The Baby Boom generation was coming of age, the war in Vietnam was in full swing, American politics was at its most violent since the Civil War and studio films seemed increasingly out of touch. This meant ticket sales were falling and studio executives were in outright panic.
14. What do studio executives like?
Money. They like Money.
15. Why was Bonnie and Clyde a watershed moment in US film history?
It featured unapologetic sexuality, casual humour, and surprisingly brutal violence.

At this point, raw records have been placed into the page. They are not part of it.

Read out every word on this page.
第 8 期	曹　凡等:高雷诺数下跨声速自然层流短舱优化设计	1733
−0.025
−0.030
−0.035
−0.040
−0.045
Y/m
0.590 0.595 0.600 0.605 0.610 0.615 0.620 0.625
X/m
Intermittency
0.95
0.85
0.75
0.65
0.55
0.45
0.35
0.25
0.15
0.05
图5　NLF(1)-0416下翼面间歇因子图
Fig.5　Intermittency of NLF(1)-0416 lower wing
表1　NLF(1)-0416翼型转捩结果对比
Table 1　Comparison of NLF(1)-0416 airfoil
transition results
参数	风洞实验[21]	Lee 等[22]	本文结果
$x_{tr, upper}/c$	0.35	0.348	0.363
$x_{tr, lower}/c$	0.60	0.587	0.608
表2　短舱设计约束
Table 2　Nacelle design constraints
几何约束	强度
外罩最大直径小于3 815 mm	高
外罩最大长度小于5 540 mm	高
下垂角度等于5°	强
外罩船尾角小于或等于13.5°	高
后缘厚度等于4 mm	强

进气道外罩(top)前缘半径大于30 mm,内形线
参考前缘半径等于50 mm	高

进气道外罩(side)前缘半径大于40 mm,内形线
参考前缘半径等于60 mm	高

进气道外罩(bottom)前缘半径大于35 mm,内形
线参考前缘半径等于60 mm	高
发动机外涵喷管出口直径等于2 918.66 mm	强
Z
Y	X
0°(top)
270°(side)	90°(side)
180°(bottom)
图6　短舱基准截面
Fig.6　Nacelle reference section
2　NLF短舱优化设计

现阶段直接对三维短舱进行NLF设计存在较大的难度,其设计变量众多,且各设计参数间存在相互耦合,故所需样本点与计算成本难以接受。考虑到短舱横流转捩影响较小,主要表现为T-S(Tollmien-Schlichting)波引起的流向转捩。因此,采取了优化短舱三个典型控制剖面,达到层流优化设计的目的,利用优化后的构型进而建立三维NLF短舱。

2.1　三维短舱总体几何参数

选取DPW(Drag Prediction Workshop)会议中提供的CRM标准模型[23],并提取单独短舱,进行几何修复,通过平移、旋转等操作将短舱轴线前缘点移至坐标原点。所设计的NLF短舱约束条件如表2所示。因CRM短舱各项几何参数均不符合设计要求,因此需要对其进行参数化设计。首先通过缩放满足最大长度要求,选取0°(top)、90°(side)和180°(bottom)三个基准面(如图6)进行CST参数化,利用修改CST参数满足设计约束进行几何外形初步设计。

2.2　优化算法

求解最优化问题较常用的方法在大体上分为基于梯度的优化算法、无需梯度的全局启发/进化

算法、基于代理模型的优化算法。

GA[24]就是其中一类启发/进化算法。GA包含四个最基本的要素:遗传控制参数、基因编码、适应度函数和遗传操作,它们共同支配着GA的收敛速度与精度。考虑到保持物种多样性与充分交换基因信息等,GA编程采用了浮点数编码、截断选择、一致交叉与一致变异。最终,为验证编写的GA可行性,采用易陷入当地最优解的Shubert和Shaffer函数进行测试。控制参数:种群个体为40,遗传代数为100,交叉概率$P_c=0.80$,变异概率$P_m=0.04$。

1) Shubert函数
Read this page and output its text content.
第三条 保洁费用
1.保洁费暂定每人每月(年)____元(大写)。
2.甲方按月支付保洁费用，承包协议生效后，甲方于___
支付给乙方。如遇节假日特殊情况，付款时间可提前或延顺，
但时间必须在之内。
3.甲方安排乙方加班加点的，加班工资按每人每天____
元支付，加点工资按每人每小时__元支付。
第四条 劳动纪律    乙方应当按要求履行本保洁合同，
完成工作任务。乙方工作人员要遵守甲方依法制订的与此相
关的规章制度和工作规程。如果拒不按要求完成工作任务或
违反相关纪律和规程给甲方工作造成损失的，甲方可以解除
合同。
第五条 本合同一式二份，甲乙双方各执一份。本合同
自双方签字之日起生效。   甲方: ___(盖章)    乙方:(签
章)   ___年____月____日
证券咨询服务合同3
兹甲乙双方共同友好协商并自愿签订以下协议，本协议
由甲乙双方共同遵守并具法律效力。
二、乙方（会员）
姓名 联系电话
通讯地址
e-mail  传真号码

16. Which other films were made in this period?
Easy Rider in 1969 made by Dennis Hooper and Peter Fonda, The Graduate in 1967 and Midnight Cowboy in 1969.
17. What is New Hollywood Cinema? When was it? Name 3 directors and films.
In this time (1970), surprisingly personal, idiosyncratic, unique, original films were proven to to still make money, along with old studio heads retiring (and new Hollywood decision makers having been brought up in the same societal forces - such as the rise of counterculture and Watergate-era politics - as the young filmmakers) filmmakers witch original visions that wants dot tell risky stories were suddenly able funding from major Hollywood studios. Such films as Steven Spielbergs 'Jaws', 'Raiders of the Lost Ark' and George Lucas' 'Star Wars' were being made and filmmakers like Martin Scorsese, Francis Ford Coppola, Brain de Palma and Robert Altman were getting support.
18. What were Summer Blockbusters? When did they arise? Give 2 examples of directors and films.
Made at the 1980s, these were films which offered a chance to escape, a more pure form of entertainment that appealed to a wider audience, films like E.T, Back to the Future, Die Hard and Dirty Dancing.
19. What happened to Hollywood Studios at this time?
So, the major studios speech much of the time making film which appealed to as many people was possible and once again the more unusual American films had to find funding elsewhere.
20. What happened to US Cinema in the 1990s? Describe with examples.
It saw the arrival of new independent filmmakers and mini-studios. Directors like Spike Lee, Steven Soderbergh, Paul Thomas Anderson and Quentin Tarantino made films for independent companies like Miramar and New Line Cinema, inspired by New Hollywood Cinema.